Yesterday marked the 5 year anniversary of our son Peyton going to Heaven. 5 years. Sounds like a very long time. It is. It is a very long time to miss someone.
I think back to that first year and how fragile I felt. We live in a very small town so virtually everyone we came in contact with, knew what had happened and what we were living with. We were very well taken care of and had so much love shown to us.
The second year was more of the same. Tom and I always felt like so many people missed our son and we were all healing together, holding each other up with our prayers and support.
The third year had challenges of its own. Peyton’s class graduated from high school that year. Tom & I were included in all the activities. Being included felt good in so many ways. We celebrated Peyton’s friends’ milestones, but he was not there. Many tears were shed that year too.
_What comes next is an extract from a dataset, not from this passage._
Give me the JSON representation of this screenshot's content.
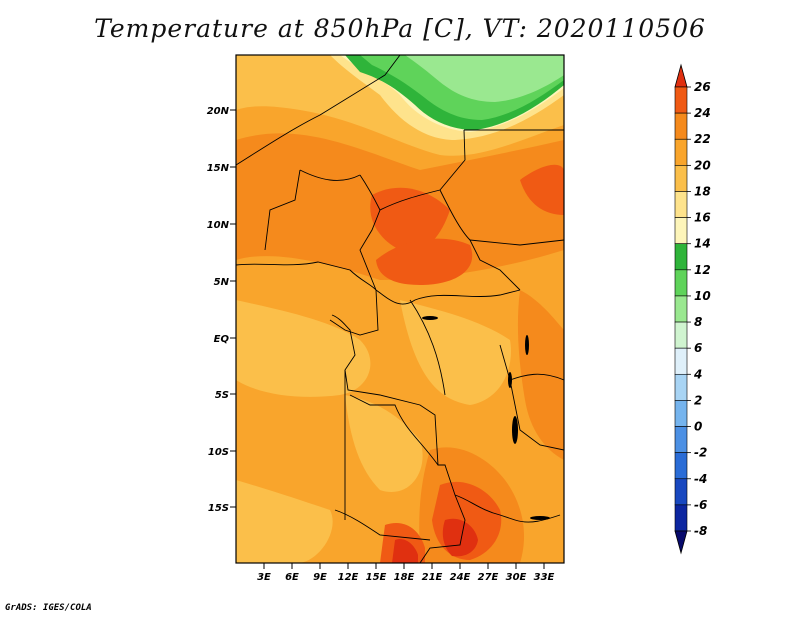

The fourth year was hard. So many of the kids that were in and out of our home had gone away to college. Would they forget him? Would they forget us? No, they did not forget. Facebook kept us in touch. Even so, I believe Tom & I had to stand on our own two feet more during the fourth year, it was time. Time and time again we had been shown that Peyton was in their hearts and they carried him with them. We were so grateful to know that and it strengthened us.
The fifth year not everyone Tom & I come in contact with knows our life’s story. I am finally okay with that. Before, I couldn’t bear the thought of someone I knew, not knowing I had a wonderful son……..in Heaven. We have been mainstreamed into everyday life without any special considerations or allowances. I can do that now. If the question arises whether or not I have children, I tell them, yes, I have a son and he lives in Heaven. I cannot answer any other way.
We will miss our son until we see him again and there will always be people that miss him with us. We are grateful.
Yesterday we had a ground breaking ceremony. We are building a pavilion in our backyard, a place where we can gather with our friends and celebrate life and tell a Peyton story from time to time . We thought breaking ground on the 5th anniversary would be a perfect thing to do. I will be posting about the construction and the special event that will be taking place under it in May.